His name was Arthur E. Goodwin, and from 1925 to 1933 he owned the collage of stalls that today is one of Seattle's top tourist attractions.

That Goodwin was so powerful might come as a surprise to the many market patrons who associate Pike Place with Joe Desimone, the bigger-than-life Italian farmer who called to customers from beneath his handlebar mustache.

But John Turnbull isn't surprised. "Arthur was very much the promoter and Joe was the manager, and that's why Joe was remembered," says Turnbull, formerly of the Pike Place Market Historical Commission.

"Arthur put Joe up front because Joe had the color and the personality, but Arthur was the one who got the market on good solid feet and set it up as an institution."

Although Goodwin hailed from New York City, his was almost to the market born. His uncle and mentor, Frank Goodwin, built the first market stalls in 1907 using part of the $50,000 in gold he mined in Alaska's Klondike region.

Arthur Goodwin, born in 1887, came here the year the market was built, bringing talent for business and a flair for the dramatic.

His father was a Shakespearean actor and producer who entertained Arthur by speaking Elizabethan English. Goodwin, although never an actor, loved the stage and was one of the founders of the Seattle Repertory Theater.

He regularly entertained friends by mimicking with deadly accuracy the Swedish, Japanese or Italian accents of market farmers. For his daughter, Ann Elizabeth, and other children he also pertormed magic tricks.

"Uncle Artie was the most personable guy I ever met," remembers his nephew, Ed Boulton. "He knew how to talk nice to people and flatter them. He never berated them or ran them down."

But he didn't let them take advantage of him, and he was a stickler for honesty.

In 1925, the year Goodwin took over the market from his uncle Frank, one of his first moves was to standardize the merchants` scales. "He believed in very good equipment," says Alice Shorett, who, with Murray Morgan, wrote the just-published book, "The Pike Place Market, People, Politics and Produce" (Pacific Search Press). "He talked about placing the scales in visible places so customers could actually see they were getting 2 pounds of potatoes," Shorett continues, "There were signs all around saying 'Check Your Weight.'"

"He wasn't really an architect, but he worked with them in everything from where to put sanitation facilities to where to put drains in the floor," she adds. Under Goodwin, the market grew from 76 stalls to 175; in 1927 rentals brought in $5,000 weekly."

A meticulous record keeper, Goodwin in 1929 put his analytical talents into a volume that still is considered the bible of public-market operation. "Markets Public and Private" outlines his management philosophy, and he used it to advise public markets in Portland, San Francisco and Los Angeles, plus Jamaica.
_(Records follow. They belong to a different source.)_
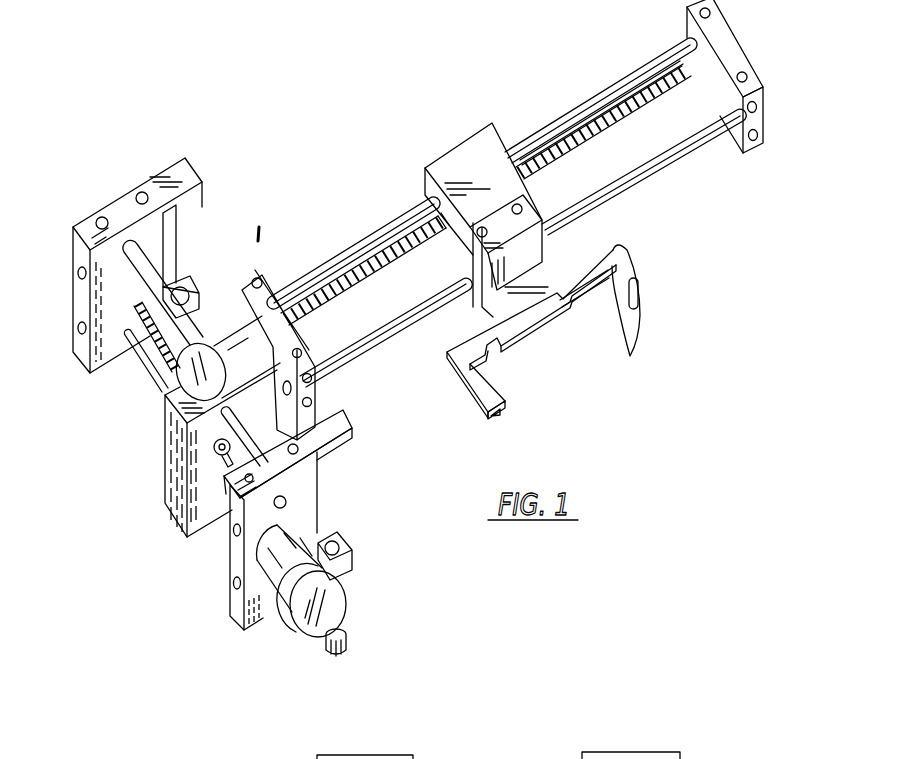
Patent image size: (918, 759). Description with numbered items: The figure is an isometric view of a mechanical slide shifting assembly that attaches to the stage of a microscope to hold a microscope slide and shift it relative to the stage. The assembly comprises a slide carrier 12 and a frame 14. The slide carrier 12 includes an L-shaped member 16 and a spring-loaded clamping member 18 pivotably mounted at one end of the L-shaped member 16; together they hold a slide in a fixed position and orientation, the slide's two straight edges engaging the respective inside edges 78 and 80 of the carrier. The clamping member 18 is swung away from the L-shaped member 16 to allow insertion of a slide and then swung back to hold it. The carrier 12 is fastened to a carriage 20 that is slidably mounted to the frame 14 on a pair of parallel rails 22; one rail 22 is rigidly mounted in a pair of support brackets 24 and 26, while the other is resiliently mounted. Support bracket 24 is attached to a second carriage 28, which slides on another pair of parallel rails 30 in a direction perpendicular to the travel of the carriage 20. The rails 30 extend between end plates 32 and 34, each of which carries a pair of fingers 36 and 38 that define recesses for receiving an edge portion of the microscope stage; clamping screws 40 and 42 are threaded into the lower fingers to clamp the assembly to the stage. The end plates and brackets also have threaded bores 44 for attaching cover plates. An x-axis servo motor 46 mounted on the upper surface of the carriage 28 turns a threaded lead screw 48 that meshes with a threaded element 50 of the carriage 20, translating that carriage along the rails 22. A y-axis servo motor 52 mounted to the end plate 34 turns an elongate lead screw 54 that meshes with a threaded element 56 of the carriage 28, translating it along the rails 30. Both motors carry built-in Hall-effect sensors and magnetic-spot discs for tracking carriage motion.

The slide carrier 12 is at (447, 383).
The frame 14 is at (260, 227).
The L-shaped member 16 is at (498, 336).
The spring-loaded clamping member 18 is at (641, 337).
The carriage 20 is at (487, 152).
The parallel rails 22 is at (656, 158).
The support bracket 24 is at (290, 335).
The support bracket 26 is at (736, 133).
The carriage 28 is at (177, 498).
The parallel rails 30 is at (147, 282).
The end plate 32 is at (122, 212).
The end plate 34 is at (265, 622).
The fingers 36 is at (176, 280).
The fingers 38 is at (341, 452).
The clamping screw 40 is at (192, 322).
The clamping screw 42 is at (348, 638).
The threaded bores 44 is at (80, 327).
The x-axis servo motor 46 is at (187, 380).
The threaded lead screw 48 is at (411, 253).
The threaded element 50 is at (427, 200).
The y-axis servo motor 52 is at (309, 635).
The threaded lead screw 54 is at (195, 380).
The threaded element 56 is at (214, 446).
The inside edge 78 is at (590, 284).
The inside edge 80 is at (503, 403).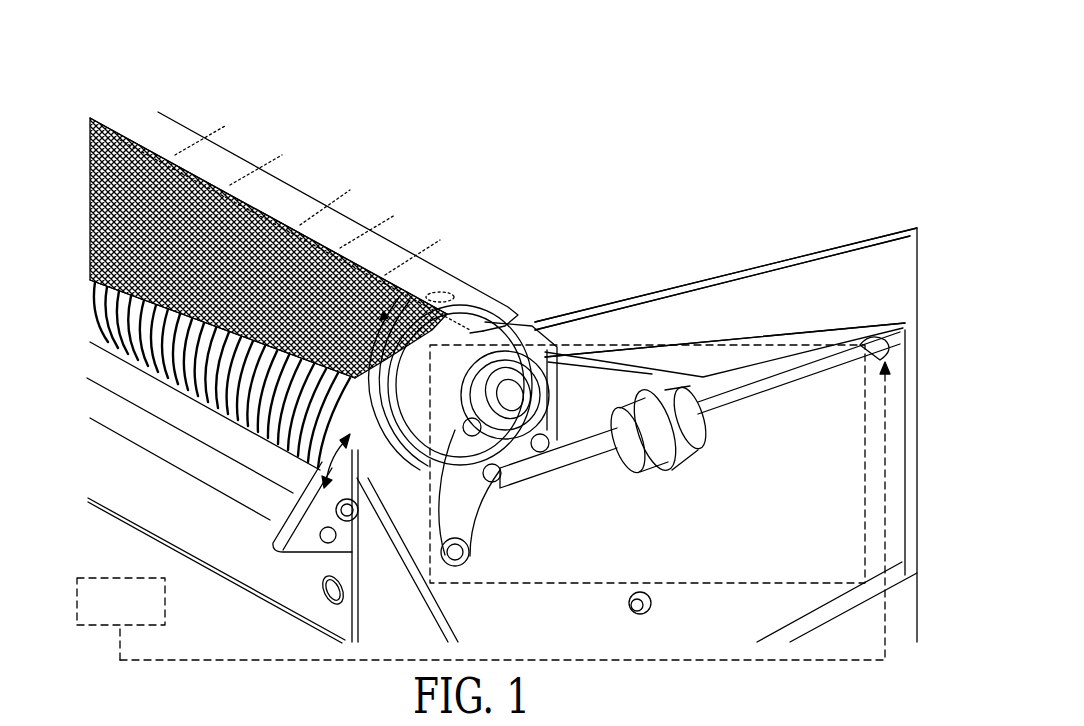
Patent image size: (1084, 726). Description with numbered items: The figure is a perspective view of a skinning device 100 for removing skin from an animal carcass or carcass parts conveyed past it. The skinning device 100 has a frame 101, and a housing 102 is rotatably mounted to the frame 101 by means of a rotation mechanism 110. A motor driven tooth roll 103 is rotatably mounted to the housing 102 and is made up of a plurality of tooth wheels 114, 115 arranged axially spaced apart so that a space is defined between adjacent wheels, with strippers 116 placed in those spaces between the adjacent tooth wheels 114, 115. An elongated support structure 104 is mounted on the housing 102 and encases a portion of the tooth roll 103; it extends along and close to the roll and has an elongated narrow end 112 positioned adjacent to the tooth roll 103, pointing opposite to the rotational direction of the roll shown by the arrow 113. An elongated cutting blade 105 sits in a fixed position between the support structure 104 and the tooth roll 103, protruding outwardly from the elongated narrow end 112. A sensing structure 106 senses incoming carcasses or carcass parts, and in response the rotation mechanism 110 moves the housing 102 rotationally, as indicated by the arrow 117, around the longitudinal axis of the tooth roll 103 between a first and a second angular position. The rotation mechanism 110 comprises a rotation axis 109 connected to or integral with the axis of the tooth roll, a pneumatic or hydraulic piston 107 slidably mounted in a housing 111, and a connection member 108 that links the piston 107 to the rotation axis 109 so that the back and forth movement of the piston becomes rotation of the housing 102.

The skinning device 100 is at (683, 188).
The frame 101 is at (634, 435).
The housing 102 is at (280, 560).
The motor driven tooth roll 103 is at (335, 250).
The elongated support structure 104 is at (388, 285).
The elongated cutting blade 105 is at (330, 210).
The sensing structure 106 is at (100, 578).
The piston 107 is at (612, 462).
The connection member 108 is at (505, 540).
The rotation axis 109 is at (580, 498).
The rotation mechanism 110 is at (738, 342).
The housing 111 is at (735, 405).
The elongated narrow end 112 is at (165, 163).
The arrow 113 is at (470, 340).
The tooth wheel 114 is at (450, 292).
The tooth wheel 115 is at (462, 258).
The strippers 116 is at (226, 438).
The arrow 117 is at (268, 532).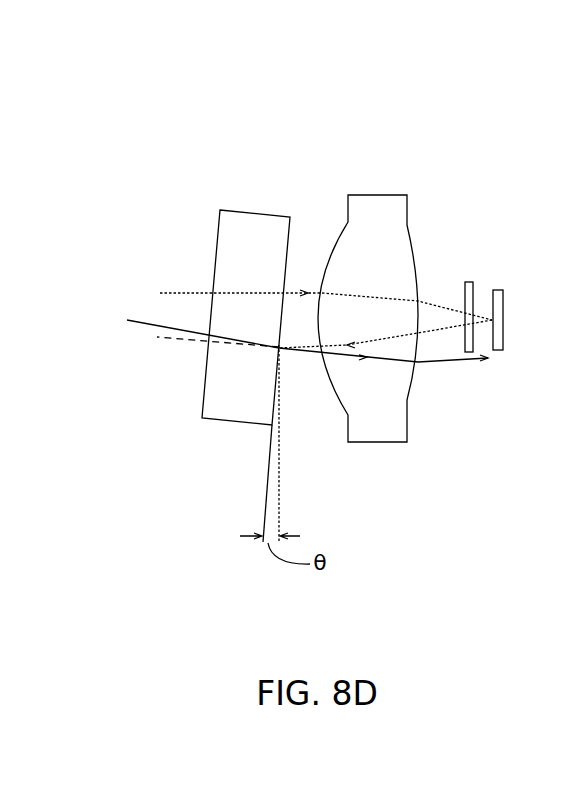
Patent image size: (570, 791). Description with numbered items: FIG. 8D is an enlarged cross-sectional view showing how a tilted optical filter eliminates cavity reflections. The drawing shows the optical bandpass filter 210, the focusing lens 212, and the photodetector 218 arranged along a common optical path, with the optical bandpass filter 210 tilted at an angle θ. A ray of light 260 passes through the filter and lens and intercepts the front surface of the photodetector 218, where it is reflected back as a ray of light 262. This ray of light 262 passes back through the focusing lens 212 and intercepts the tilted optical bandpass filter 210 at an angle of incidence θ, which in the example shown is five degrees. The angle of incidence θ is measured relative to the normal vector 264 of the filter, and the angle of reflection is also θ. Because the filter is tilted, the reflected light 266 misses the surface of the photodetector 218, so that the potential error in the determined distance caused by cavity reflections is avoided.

Goodwin believed, for instance, in having merchandise displayed out front, He believed in offering a "loss leader," and for years the market lured customers by offering sugar at wholesale prices. He believed in advertising, and put together a weekly newspaper ad offering the best prices from the various vendors.

And he believed in doing nearly anything to lure the customers, most of whom he figured were women.

Thus it was that he hired vaudeville entertainers from what was known as "the fruit-and-vegetable circuit.

And thus it was that he decorated the market with flowers.

But if Goodwin had a failing, it was his love of the good life. He built himself a lavish, mahogany-paneled office almost directly above the present DeLaurenti market, and his home, purchased in 1929 for the then astronomical sum of $65,000, was a showplace. He once entertained a Shah of Persia (Iran).

"Joe Desimone. ended up owning the market, and there's a reason why," recalls Ed Boulton. "Uncle Artie lived extravagantly, and when things went bad (in the 1930s and he couldn't meet the mortgage on the market), he still lived extravagantly. Joe Desimone had money because he never spent money. He put every dime he made in a coffee can. Uncle Artie sold his stock in the market to Joe until (in 1933) Joe owned the controlling interest in the market."

"But I don't believe that he bore Joe any ill will because Joe took the market away from him. I think the Desimone family was fair."

Arthur Goodwin continued to work at the market until 1941, the year he sold his remaining market stock and moved to Salt Lake City. He died in the mid-'50s.